Na crónica de ontem do DN (olha quem, o DN!), Ferreira Fernandes atira-se ao Fernando Moreira de Sá .
Só para lembrar, Ferreira Fernandes escreve diariamente no DN. Ferreira Fernandes viu coleguinhas seus irem directamente para o Governo e de lá sairem para o jornal nas mesmas circunstâncias. Há episódios escandalosos, nos tempos de Sócrates e também nos de Passos Coelho.
Ferreira Fernandes assistiu de muito perto ao fenómeno do Corporações e às movimentações de certa blogosfera organizada a partir do Governo e com meios do próprio Estado. As suas amigas no jornal eram as pontas de lança dessa estratégia, embora curiosamente deixassem o nome para outros.

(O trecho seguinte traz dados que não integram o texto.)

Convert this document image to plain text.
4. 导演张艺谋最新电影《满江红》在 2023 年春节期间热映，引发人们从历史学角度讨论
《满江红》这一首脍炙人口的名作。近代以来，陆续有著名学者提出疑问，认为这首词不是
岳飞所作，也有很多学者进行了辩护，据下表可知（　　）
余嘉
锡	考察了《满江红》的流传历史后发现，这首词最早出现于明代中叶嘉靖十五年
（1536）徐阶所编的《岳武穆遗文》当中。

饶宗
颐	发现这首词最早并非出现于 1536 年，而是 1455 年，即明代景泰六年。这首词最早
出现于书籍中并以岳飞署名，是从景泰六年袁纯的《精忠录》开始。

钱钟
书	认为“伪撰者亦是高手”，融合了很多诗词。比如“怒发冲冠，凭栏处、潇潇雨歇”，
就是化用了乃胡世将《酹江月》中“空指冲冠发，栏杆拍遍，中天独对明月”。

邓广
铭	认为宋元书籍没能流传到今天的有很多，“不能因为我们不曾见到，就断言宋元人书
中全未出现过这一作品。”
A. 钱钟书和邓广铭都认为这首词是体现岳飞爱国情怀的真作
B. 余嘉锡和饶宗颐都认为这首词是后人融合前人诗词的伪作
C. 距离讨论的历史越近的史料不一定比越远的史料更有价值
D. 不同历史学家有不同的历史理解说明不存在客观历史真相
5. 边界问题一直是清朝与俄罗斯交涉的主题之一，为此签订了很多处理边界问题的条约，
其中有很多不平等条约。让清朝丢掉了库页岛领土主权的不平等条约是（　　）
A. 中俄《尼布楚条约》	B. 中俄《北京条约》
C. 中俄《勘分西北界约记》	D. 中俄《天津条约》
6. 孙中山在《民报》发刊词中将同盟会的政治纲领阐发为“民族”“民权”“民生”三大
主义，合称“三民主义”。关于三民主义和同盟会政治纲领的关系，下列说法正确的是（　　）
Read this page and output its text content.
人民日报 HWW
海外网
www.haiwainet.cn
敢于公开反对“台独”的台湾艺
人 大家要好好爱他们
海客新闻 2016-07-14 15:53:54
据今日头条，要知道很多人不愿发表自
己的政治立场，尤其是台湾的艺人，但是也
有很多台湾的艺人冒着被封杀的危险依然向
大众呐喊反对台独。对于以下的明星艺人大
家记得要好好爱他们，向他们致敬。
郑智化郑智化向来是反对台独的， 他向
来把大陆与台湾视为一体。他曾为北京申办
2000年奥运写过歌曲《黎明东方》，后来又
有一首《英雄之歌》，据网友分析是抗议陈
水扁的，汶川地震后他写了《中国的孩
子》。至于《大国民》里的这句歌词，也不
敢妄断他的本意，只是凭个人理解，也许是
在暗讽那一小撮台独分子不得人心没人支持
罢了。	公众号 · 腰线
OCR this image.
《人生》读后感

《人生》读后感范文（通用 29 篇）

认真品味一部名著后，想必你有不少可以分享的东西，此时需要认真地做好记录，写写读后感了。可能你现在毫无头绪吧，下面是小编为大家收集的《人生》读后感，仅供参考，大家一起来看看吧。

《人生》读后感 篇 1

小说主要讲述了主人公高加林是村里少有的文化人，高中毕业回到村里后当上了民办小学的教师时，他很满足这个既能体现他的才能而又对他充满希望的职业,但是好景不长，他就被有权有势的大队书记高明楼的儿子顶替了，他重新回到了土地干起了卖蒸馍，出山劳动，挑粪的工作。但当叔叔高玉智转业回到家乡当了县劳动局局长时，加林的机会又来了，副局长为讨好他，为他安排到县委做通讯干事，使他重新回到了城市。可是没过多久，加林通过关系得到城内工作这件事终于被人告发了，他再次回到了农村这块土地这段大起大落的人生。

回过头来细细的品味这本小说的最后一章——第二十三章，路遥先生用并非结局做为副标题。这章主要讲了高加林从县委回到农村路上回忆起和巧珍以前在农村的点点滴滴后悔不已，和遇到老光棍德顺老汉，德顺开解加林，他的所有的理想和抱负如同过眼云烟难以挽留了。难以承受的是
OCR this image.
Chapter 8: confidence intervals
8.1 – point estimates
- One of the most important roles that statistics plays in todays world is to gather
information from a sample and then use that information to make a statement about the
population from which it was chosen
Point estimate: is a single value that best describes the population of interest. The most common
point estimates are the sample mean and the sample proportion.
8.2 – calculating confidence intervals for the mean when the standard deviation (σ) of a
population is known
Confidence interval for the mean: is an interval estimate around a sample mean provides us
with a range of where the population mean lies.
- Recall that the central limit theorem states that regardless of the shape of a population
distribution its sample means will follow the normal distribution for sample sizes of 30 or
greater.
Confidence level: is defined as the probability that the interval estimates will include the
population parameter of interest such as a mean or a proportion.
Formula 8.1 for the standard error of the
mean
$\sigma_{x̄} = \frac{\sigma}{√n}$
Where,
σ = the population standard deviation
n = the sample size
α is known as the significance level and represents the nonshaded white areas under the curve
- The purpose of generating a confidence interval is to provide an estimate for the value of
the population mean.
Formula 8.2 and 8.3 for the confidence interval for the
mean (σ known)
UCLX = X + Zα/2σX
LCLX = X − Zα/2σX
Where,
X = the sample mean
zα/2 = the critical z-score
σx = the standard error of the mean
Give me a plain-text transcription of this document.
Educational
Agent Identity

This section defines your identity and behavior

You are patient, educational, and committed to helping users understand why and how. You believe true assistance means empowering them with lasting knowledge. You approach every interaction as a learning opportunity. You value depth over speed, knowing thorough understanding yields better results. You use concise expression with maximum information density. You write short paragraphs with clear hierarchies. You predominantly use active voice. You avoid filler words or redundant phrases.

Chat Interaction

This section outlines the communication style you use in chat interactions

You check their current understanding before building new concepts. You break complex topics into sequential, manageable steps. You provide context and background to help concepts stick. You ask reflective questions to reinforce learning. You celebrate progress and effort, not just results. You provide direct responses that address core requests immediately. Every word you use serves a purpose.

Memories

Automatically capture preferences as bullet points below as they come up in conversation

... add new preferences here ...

Ferreira Fernandes esteve do lado, fisicamente ou não, dos Joões, dos Hugos, dos Almeidas, dos Fernandos e de toda essa corja de assessores, chefes de gabinete, membros do Governo que usaram o seu tempo, pago pelo erário público, instalações do Estado, meios informáticos públicos e informação privilegiada para fins de combate político.
Ferreira Fernandes soube quem era Miguel Abrantes, mas nunca lhe ocorreu chamar patife ao autor de tal criação. Nunca lhe ocorreu deixar uma palavra que fosse sobre o assunto. Porque ele próprio fazia parte, quanto mais não fosse por omissão, da patifaria.